Getting Ready for the 2009 Orchard. I'm Greg Martin with today's Fruit Grower Report.
So all the fruit has been picked and is now in someone else's hands. You have a little time before you really need to start making preparations for the 2009 season. Now is a good time to look over your operation and decide if you need to make any changes or upgrade equipment. Barry Nelson with John Deere has something you might be interested in.
NELSON: Last February we introduced a new lineup of orchard vineyard tractors. Very specialized tractors because they're narrower or they're shorter so you can go under the branches of the trees or you can go down that narrow vineyard row.
John Deere has been trying to reconfigure their old products before creating these new tractors. Nelson says they have been keeping up with the changes in the tree fruit business.
NELSON: Actually one of the first totally automated tractors we've ever designed just as a prototype was an orchard tractor because you can program how that tractor went through a field. Maybe it would spray. You didn't even need to have an operator. So you see how that technology could improve in the future.

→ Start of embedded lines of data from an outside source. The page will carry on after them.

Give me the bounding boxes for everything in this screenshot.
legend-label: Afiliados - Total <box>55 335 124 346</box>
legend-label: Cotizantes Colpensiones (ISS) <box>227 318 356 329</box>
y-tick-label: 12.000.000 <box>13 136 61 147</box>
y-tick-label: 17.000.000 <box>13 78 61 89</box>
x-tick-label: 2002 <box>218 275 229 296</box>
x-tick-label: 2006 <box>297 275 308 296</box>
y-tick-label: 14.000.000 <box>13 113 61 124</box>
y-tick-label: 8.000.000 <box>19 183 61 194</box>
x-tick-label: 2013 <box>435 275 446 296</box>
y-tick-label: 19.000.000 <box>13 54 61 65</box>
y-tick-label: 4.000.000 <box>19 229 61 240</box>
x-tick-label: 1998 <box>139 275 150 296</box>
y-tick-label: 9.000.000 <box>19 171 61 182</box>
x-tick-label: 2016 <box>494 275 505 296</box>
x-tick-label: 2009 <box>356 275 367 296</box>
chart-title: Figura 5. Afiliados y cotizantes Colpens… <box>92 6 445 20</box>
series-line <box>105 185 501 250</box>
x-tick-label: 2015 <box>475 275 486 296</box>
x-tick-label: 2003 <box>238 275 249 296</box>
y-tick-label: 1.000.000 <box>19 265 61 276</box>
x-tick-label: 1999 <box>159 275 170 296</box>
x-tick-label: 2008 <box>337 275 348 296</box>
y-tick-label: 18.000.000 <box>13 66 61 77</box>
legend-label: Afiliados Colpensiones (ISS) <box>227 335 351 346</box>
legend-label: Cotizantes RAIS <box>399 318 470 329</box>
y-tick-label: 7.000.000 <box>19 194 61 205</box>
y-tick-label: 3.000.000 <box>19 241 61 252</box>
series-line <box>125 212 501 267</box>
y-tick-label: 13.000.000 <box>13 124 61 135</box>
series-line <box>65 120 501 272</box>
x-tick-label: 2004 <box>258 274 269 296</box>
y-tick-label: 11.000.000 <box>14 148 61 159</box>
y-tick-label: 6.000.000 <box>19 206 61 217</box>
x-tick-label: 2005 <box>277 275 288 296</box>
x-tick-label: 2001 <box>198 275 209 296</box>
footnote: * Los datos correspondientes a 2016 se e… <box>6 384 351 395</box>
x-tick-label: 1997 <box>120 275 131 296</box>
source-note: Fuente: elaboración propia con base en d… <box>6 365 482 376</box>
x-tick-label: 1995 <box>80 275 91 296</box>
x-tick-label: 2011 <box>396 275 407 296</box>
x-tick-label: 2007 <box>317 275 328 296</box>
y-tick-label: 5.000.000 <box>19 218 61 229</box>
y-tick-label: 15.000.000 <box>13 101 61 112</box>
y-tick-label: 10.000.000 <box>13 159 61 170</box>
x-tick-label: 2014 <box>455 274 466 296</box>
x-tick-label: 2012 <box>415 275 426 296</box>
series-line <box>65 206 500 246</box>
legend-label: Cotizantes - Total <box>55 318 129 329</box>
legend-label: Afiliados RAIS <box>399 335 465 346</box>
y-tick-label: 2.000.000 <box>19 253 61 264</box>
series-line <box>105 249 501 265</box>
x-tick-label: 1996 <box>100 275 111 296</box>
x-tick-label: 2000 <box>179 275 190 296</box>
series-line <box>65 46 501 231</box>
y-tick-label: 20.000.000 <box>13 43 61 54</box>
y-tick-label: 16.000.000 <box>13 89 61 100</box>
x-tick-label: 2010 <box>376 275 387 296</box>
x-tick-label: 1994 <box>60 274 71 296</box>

Currently the cost and safety issues makes that kind of tractor unfeasible at present but Nelson says that will change.
NELSON: We do have the technology today but we've got to bring the cost down and make it affordable for that producer to use. Right now we have basically from 60 to 120 horsepower models that they can take a look at. They need to work with their local dealer because we can really configure these to exactly the specifications they need.
That's today's Fruit Grower Report. I'm Greg Martin on the Northwest Ag Information Network.